Como padres cariñosos aquí en la tierra, nuestro padre divino está intensamente interesado en nuestro bienestar y desenvolvimiento. Él crió un plan para sus hijos con la meta de ayudarnos a progresar. Jesucristo es central a ese plan.
Antes de venir a la tierra, durante qué Mormones llaman de la “existencia pre-mortal”, nosotros vivíamos en la presencia de nuestro padre. Nuestros sentimientos para con nuestro padre, un ser espiritual perfecto con un cuerpo físico inmortal, ciertamente incluyeron grande admiración y respecto, así como hijos aquí en la tierra frecuentemente admiran y respetan a sus padres. Dios probablemente sentía una esperanza divina similar a la esperanza de padres terrenales, la esperanza que los hijos crecerán y progresarán, la esperanza que aprenderán a ser los mejores que pueden ser.

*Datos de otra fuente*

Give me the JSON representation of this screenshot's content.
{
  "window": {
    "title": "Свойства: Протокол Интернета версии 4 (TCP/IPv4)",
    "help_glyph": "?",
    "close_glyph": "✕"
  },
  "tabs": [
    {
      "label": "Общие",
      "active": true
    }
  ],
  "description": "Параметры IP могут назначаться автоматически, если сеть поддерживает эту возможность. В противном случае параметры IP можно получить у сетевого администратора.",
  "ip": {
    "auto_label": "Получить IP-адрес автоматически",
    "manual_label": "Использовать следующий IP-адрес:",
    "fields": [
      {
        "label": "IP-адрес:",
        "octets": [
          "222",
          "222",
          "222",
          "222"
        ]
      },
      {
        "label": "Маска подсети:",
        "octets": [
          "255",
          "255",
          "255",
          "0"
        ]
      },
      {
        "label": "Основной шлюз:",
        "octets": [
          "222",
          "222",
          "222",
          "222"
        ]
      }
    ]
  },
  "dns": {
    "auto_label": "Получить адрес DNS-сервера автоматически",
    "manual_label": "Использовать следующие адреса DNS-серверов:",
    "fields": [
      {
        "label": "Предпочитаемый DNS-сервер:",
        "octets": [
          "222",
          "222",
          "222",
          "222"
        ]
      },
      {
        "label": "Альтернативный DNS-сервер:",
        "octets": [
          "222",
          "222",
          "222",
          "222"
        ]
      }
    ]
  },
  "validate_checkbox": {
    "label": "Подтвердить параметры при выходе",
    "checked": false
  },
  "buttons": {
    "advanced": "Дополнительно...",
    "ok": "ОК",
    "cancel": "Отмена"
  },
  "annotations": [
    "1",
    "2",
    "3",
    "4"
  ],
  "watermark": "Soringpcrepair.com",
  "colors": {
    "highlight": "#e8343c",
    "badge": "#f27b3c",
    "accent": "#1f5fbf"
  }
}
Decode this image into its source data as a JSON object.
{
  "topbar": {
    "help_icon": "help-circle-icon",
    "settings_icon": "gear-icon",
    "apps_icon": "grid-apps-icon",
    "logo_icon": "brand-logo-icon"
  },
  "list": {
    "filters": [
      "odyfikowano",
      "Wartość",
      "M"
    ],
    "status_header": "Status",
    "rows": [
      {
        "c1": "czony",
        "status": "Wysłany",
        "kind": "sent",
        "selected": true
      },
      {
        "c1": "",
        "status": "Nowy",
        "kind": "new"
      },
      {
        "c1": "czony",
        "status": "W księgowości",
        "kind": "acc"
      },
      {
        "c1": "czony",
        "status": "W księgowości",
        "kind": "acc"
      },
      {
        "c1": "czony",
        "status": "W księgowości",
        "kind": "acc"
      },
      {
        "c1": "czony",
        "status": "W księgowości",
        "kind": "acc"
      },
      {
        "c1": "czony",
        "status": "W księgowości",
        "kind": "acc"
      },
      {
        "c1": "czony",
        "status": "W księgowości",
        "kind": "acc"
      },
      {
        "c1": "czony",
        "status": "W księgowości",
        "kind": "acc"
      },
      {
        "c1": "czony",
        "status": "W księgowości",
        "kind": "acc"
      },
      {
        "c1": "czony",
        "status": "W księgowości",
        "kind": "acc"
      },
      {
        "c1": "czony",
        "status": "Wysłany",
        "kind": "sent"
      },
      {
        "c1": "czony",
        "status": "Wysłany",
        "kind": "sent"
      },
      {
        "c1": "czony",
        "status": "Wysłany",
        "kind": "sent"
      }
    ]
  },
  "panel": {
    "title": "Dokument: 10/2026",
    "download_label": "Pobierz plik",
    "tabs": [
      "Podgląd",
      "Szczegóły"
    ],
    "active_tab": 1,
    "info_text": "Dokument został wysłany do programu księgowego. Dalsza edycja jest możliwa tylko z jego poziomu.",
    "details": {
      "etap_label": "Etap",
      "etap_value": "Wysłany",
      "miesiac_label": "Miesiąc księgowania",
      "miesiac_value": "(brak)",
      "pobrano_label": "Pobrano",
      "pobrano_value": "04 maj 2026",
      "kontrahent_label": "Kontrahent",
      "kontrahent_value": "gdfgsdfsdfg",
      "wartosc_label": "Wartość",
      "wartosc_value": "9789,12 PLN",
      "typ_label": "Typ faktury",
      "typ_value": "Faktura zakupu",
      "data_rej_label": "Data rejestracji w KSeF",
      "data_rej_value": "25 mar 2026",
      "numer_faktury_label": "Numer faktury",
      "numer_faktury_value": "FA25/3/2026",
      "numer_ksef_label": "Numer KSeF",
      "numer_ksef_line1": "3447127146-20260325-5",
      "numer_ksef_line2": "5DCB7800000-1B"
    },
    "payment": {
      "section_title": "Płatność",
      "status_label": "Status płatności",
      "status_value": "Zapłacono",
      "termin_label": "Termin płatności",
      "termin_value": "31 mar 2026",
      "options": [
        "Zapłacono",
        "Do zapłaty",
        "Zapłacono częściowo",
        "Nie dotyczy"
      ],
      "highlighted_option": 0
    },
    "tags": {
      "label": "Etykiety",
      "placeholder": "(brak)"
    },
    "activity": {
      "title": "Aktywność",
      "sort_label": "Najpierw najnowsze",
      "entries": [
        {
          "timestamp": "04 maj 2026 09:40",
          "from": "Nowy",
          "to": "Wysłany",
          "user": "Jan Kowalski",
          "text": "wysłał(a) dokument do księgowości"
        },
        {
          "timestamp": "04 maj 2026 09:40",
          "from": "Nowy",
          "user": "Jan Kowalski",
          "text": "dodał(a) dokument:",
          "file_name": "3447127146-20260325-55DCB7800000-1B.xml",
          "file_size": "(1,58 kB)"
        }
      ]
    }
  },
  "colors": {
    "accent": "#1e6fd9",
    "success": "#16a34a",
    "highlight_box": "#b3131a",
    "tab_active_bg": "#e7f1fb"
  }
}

En nuestra existencia anterior, nuestro progreso era limitado. Pero aun así éramos capaces de elegir entre el bien y el mal, vivir en la presencia de Dios ciertamente hizo más fácil elegir seguirlo. Vivir en su presencia, debajo de su protección inmediata, nuestras oportunidades de demostrar independientemente nuestra disposición de hacer Su voluntad eran limitadas, y, por lo tanto, también nuestro progreso espiritual. Éramos como adolescentes que viven con sus padres; aún no benefician del crecimiento y la madurez que viene cuando los hijos salen del hogar y se esfuerzan por elegir por si mismos.

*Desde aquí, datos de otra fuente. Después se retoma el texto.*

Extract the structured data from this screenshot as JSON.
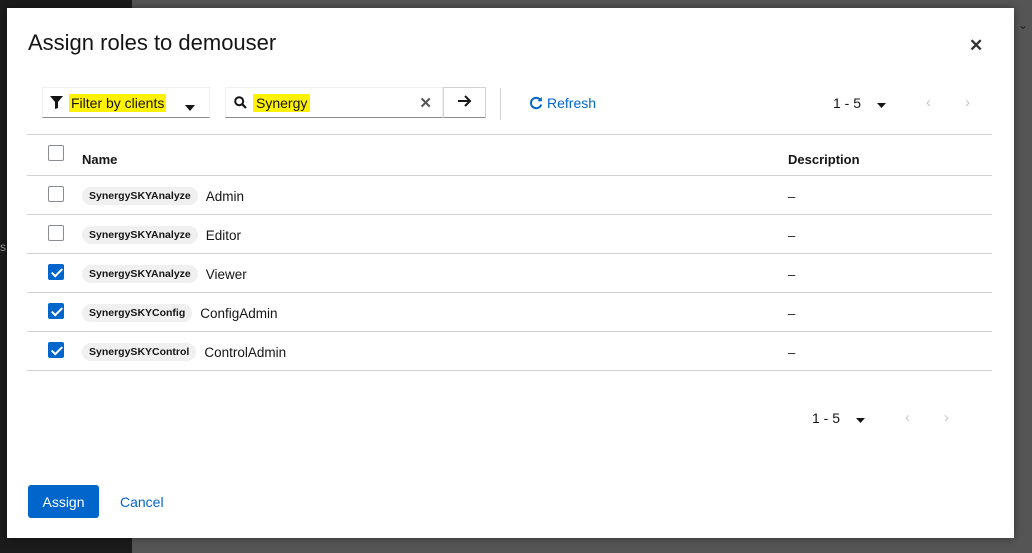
{
  "background": {
    "side_char": "s",
    "corner_char": "⌄"
  },
  "modal": {
    "title": "Assign roles to demouser",
    "close_glyph": "✕"
  },
  "toolbar": {
    "filter_label": "Filter by clients",
    "search_value": "Synergy",
    "clear_glyph": "✕",
    "refresh_label": "Refresh"
  },
  "pagination_top": {
    "range": "1 - 5",
    "prev": "‹",
    "next": "›"
  },
  "pagination_bottom": {
    "range": "1 - 5",
    "prev": "‹",
    "next": "›"
  },
  "table": {
    "columns": {
      "name": "Name",
      "description": "Description"
    },
    "rows": [
      {
        "client": "SynergySKYAnalyze",
        "role": "Admin",
        "description": "–",
        "checked": false
      },
      {
        "client": "SynergySKYAnalyze",
        "role": "Editor",
        "description": "–",
        "checked": false
      },
      {
        "client": "SynergySKYAnalyze",
        "role": "Viewer",
        "description": "–",
        "checked": true
      },
      {
        "client": "SynergySKYConfig",
        "role": "ConfigAdmin",
        "description": "–",
        "checked": true
      },
      {
        "client": "SynergySKYControl",
        "role": "ControlAdmin",
        "description": "–",
        "checked": true
      }
    ]
  },
  "footer": {
    "assign_label": "Assign",
    "cancel_label": "Cancel"
  },
  "colors": {
    "primary": "#0066cc",
    "highlight": "#fff200"
  },
  "icons": [
    "filter-icon",
    "caret-down-icon",
    "search-icon",
    "close-icon",
    "arrow-right-icon",
    "refresh-icon",
    "chevron-left-icon",
    "chevron-right-icon",
    "checkbox-icon"
  ]
}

Sin duda Dios deseó darnos la oportunidad de separarnos de su presencia inmediata para permitirnos crecer. La independencia, sin embargo, cría insensatez, especialmente en criaturas tan espiritualmente inmaduros como nosotros. Mientras que la independencia estimularía el desarrollo, inevitablemente elegiríamos pobremente, cometiendo pecados que impedirían ese desarrollo y nos distanciarían de Dios.
Para superar este dilema, Jesucristo ofreció venir a la tierra como nuestro salvador. Él pagaría el precio de nuestros pecados, haciendo posible el perdón si nos arrepintiéramos. Jesucristo es un puente sobre el abismo entre nosotros y nuestro padre, permitiendo que progresemos a pesar de nuestras imperfecciones. Debido a su papel esencial, Cristo es central al plan de Dios y central a la teología Mormona. Así como demostró su unidad perfecta con el Padre en este caso, así es siempre. Uno con el Padre, el Padre lo colocó a su mano derecha; como miembro de la Trinidad, Cristo es digno de nuestra adoración cristiana.

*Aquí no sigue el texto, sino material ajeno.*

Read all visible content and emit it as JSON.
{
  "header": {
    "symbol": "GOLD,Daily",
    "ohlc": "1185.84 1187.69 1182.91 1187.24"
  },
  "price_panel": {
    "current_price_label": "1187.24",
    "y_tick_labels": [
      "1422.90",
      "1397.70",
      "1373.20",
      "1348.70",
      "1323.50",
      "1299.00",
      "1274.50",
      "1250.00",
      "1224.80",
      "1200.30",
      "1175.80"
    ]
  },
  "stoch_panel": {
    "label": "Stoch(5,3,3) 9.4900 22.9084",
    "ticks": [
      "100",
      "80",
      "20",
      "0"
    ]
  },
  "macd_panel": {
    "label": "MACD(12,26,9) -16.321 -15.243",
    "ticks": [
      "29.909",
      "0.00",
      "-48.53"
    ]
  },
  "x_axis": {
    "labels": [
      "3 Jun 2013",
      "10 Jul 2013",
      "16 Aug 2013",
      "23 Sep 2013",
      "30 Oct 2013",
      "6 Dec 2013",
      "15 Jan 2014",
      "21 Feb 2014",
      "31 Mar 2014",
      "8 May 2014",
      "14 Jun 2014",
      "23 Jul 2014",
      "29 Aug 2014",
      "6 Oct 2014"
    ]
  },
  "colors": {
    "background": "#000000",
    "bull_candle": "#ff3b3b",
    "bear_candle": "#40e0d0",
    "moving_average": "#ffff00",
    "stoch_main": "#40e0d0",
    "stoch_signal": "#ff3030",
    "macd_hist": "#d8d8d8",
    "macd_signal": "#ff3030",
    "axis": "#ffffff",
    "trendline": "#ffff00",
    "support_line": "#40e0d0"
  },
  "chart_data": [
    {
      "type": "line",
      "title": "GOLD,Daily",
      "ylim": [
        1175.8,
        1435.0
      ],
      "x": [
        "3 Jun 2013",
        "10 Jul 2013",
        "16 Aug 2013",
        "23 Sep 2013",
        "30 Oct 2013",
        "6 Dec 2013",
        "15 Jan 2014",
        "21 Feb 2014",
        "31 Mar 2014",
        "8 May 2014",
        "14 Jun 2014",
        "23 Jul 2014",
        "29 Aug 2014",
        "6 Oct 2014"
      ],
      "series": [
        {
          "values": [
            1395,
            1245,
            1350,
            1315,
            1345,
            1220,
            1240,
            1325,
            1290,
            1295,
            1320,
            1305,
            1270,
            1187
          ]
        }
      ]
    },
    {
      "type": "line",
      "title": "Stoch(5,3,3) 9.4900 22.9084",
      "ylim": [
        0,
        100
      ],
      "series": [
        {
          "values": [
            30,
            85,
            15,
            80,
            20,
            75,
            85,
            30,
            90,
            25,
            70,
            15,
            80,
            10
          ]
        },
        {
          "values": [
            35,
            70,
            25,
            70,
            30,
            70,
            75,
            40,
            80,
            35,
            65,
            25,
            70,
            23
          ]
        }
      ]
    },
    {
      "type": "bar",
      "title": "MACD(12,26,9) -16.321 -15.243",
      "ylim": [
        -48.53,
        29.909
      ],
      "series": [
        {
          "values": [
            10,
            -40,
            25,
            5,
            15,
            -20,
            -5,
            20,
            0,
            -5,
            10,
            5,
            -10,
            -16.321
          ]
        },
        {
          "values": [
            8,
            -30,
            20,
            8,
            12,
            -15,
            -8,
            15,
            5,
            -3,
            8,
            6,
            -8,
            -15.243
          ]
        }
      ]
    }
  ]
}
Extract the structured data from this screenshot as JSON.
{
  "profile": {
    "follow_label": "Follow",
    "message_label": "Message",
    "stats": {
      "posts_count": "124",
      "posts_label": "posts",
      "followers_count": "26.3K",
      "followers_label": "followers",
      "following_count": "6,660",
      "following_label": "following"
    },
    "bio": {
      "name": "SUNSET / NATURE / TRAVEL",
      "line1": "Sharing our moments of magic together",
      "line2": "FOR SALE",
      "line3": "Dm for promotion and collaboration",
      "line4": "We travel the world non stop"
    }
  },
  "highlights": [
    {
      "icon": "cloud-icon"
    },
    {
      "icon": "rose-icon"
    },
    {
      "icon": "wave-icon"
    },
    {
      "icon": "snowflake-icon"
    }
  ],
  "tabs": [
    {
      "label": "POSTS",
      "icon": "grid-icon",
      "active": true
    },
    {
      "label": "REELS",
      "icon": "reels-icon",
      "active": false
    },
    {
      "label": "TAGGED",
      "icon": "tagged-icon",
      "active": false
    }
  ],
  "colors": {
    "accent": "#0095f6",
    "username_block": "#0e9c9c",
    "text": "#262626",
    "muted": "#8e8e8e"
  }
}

La inmadurez espiritual–el pecado–no era el único obstáculo a nuestro progreso personal. Desemejante a nuestro padre, que posee un cuerpo perfecto e inmortal, nosotros, como espíritus, no teníamos cuerpos físicos. Dios quería que progresáramos físicamente al igual que espiritualmente, pero reconoció que, como seres espirituales inmaduros, no estábamos preparados para recibir cuerpos perfectos e inmortales. Como parte de su plan para nuestro progreso, él eligió proveernos cuerpos imperfectos y mortales. Con estos cuerpos mortales podríamos aprender a controlar pasiones asociadas; entonces recibirían cuerpos inmortales como el de nuestro Padre.
Reconociendo la necesidad de la independencia espiritual para promover el crecimiento, agradecido que Cristo pagaría por los errores de esa independencia, y consciente de la necesidad de proveerle a sus hijos cuerpos físicos, el Padre decidió enviarnos a la tierra para estimular nuestro progreso continúo. Aquí en la tierra, podemos progresar físicamente y espiritualmente.